Wednesday, September 12, 2012

The Quietus Presents: The Jovian Bow Shock Prize 2012



Sod the Mercury! It genuinely makes me feel much prouder that Gravenhurst has been nominated by The Quietus for The Jovian Bow Shock Prize 2012. A fascinating and downright educational list. Thank you Mr. Doran et al.  http://thequietus.com/articles/10003-jovian-bow-shock-award-2012

Tuesday, September 04, 2012

Exit Through The (Insert Pun Here) or The Problem With Banksy


The Fighting Téméraire Tugged to Its Last Berth to be Broken Up, 1838 Joseph Turner

I read on an internet forum that it has become fashionable to knock Banksy; this is confusing, because I was under the impression it was fashionable to like him; I just can't keep up. But either way I'm sure that one's opinion of Banksy can be informed by something more than social trends. There is an argument to be had.

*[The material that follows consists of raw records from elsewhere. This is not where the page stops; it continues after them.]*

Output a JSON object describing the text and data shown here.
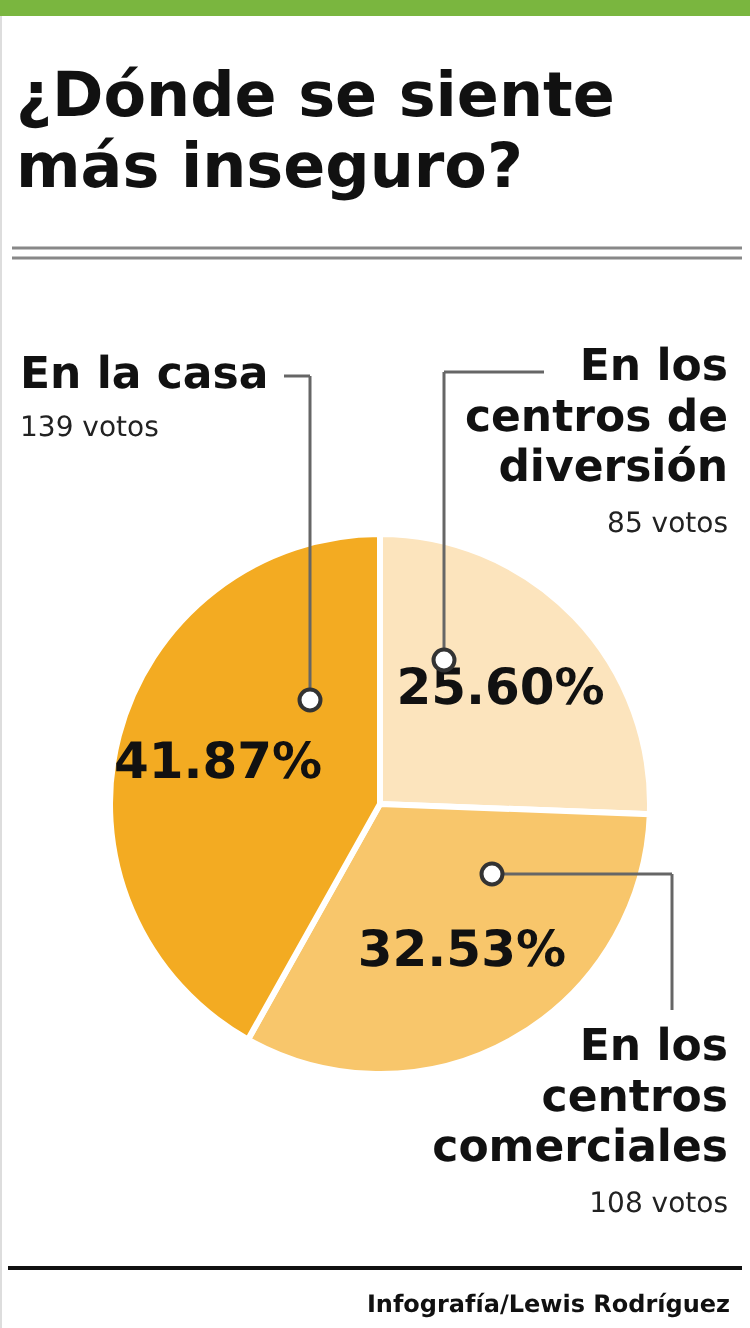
{
  "chart_data": {
    "type": "pie",
    "title": "¿Dónde se siente más inseguro?",
    "categories": [
      "En los centros de diversión",
      "En los centros comerciales",
      "En la casa"
    ],
    "values": [
      25.6,
      32.53,
      41.87
    ],
    "colors": [
      "#fce4bd",
      "#f8c66b",
      "#f3ab22"
    ],
    "value_labels": [
      "25.60%",
      "32.53%",
      "41.87%"
    ],
    "annotations": [
      "85 votos",
      "108 votos",
      "139 votos",
      "Infografía/Lewis Rodríguez"
    ]
  }
}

Banksy's failure as an artist serves as an object lesson in art theory. Aesthetics 1.0 “When Art Fails”. If visual art does anything more than look appealing, it suggests the possibility of a non-semantic form of communication; the conveying of meaning without words. In other words, bad art is easily described, good art isn't. No matter what I tell you about Joseph Turner's depiction of boats docking on the Thames, no matter how sophisticated my description of his extraordinary renderings of colour, or how nuanced my meditation on the reflections of light bursts on the ships beams, no words can put anything like it into your mind if you haven't seen it yourself. I may as well be describing custard. But if I describe a trail of white paint around the floor of a gallery, at the end of which crouches a policeman with a rolled up banknote, you don't need to see this staggering achievement of art-as-polemic. And if I say “you know that famous photo of a rioter throwing a molotov cocktail, right? Well, Banksy has done that, right, except they are throwing a bunch of flowers” you can save yourself the cost of a train fare to Bristol, or wherever. Banksy trades in feeble pictorial metaphors conveying nothing that could not be conveyed in words alone. The great mystery at the heart of visual art, the very reason why it is said that writing about art is like dancing about architecture, is missing in his work. He can be explained, decoded, reduced. With great art we say “well you really have to see it”, with Banksy you just don't.
But many would argue that this is irrelevant, that Banksy isn't an artist, but a satirist or prankster, and should thus be judged not on the content of his work but on the effect it has had. Alas, this leaves him on even shakier ground. A Banksy exhibition brought a lot of visitors and money to Bristol in 2009. “Do you agree with his anti-capitalist political message?” asked a BBC reporter of a woman queueing for the gift shop. “Oh no, not really..” she replied. “So what brought you here today?” “Oh well, you've gotta have your Banksy posters haven't you?”. This airy, wholesale acceptance of his work has brought him to my very front door; the block of flats over the road has a wing named in his honour. The Cedars, The Gantry, The Banksy. I live in an area with a tradition of naming roads after local heroes; the physics genius Paul Dirac; the cricketing legend Arthur Milton. Banksy's enrolment into this particular hall of fame demonstrates how far he stands from where the satirist defence would have him be. Banksy is no outsider, no enfant terrible straddling the line between crime and art. He has more in common with Stephen Fry than Chris Morris. He's become a National Treasure. 'Banksy = Sell Out' – you see that sprayed around Bristol. He left himself vulnerable to such accusations by buying so heavily into a political platform of simplistic anti-capitalism. It takes a nimbler mind than his to successfully navigate fame and fortune with outlaw credibility intact.
Ultimately Banksy has failed in that he fails to upset anyone. The properties he graffitied quadrupled in value, so the most transgressive aspect of his work, the act of vandalism, is rendered toothless. Which leaves only the conceptual content: cheap visual puns. If these vague, witless jabs at free-market capitalism and the police state count as satire, if satire can be so toothless and whimsical, then that is worrying, because it means you have to do very little to be taken seriously. In a world where the encroaching police state and rampant buccaneer capitalism are truly frightening things, and the jaded acceptance of them as social norms, or worse, as natural states may end up destroying much of what is good about civilisation, I'd like to think there are heavier weights fighting our corner.